In a logarithmic equation, if we have \[\log_b(y) = c\]this can be rewritten in exponential form as \[y = b^c\].
Understanding this conversion is pivotal when solving logarithmic equations, like the one in the exercise we are discussing.

• In our exercise, we saw \[\log_7(x^3 + 65) = 0\] which was converted to \[x^3 + 65 = 7^0\].
• Since any number to the power of zero is always 1, the equation simplifies to \[x^3 + 65 = 1\].

Recognizing the relationship between exponential and logarithmic forms allows for easier manipulation of equations, offering a clear path to isolate variables and solve for unknowns.

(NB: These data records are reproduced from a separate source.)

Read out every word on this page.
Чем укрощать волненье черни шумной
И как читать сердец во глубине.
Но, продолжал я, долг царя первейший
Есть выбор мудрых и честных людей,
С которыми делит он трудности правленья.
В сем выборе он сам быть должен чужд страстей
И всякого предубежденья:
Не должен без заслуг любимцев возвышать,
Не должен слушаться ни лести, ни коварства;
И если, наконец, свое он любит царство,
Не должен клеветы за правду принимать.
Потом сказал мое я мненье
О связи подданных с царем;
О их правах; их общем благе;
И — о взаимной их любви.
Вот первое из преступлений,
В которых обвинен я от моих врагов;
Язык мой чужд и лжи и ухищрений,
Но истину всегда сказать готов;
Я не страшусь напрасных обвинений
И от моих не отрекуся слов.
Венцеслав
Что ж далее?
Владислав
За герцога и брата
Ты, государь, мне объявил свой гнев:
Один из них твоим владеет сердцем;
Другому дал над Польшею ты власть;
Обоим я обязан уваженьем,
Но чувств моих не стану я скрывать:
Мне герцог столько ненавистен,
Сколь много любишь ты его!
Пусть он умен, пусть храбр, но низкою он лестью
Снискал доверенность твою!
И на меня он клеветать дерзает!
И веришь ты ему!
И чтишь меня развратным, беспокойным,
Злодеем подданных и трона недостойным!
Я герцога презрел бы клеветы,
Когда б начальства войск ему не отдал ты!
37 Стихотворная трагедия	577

Cube roots provide a way to find the original base number that, when multiplied by itself twice, equals the given number.
This is represented as \[x = \sqrt[3]{a}\].
In our exercise, we encountered an equation \[x^3 + 65 = 1\], which simplified to \[x^3 = -64\].

• To solve for \(x\), take the cube root of both sides: \[x = \sqrt[3]{-64}\].
• The result, \((-4)\), confirms that multiplying \((-4)\) three times recreates the original form, \(-64\).

Understanding cube roots is essential in solving cubic equations, especially when simplifying equations to find the variable.

Logarithmic functions are the inverse of exponential functions. They help in solving equations where the variable is an exponent, making it easier to work with exponential growth or decay.
A basic logarithmic function is \[\log_b(a)\], determining the power to which base \(b\) must be raised to obtain \(a\).

• In our problem, the function \[\log_7(x^3 + 65) = 0\] directs us to find \(x\) by converting to exponential form, solving the underlying equation.
• Logarithms simplify complex multiplicative processes into additive ones, which are far easier to manipulate and solve.

Logarithmic functions are especially handy in real-life problems involving growth rates, acoustic decibels, and Richter scales, representing equations where changes occur exponentially.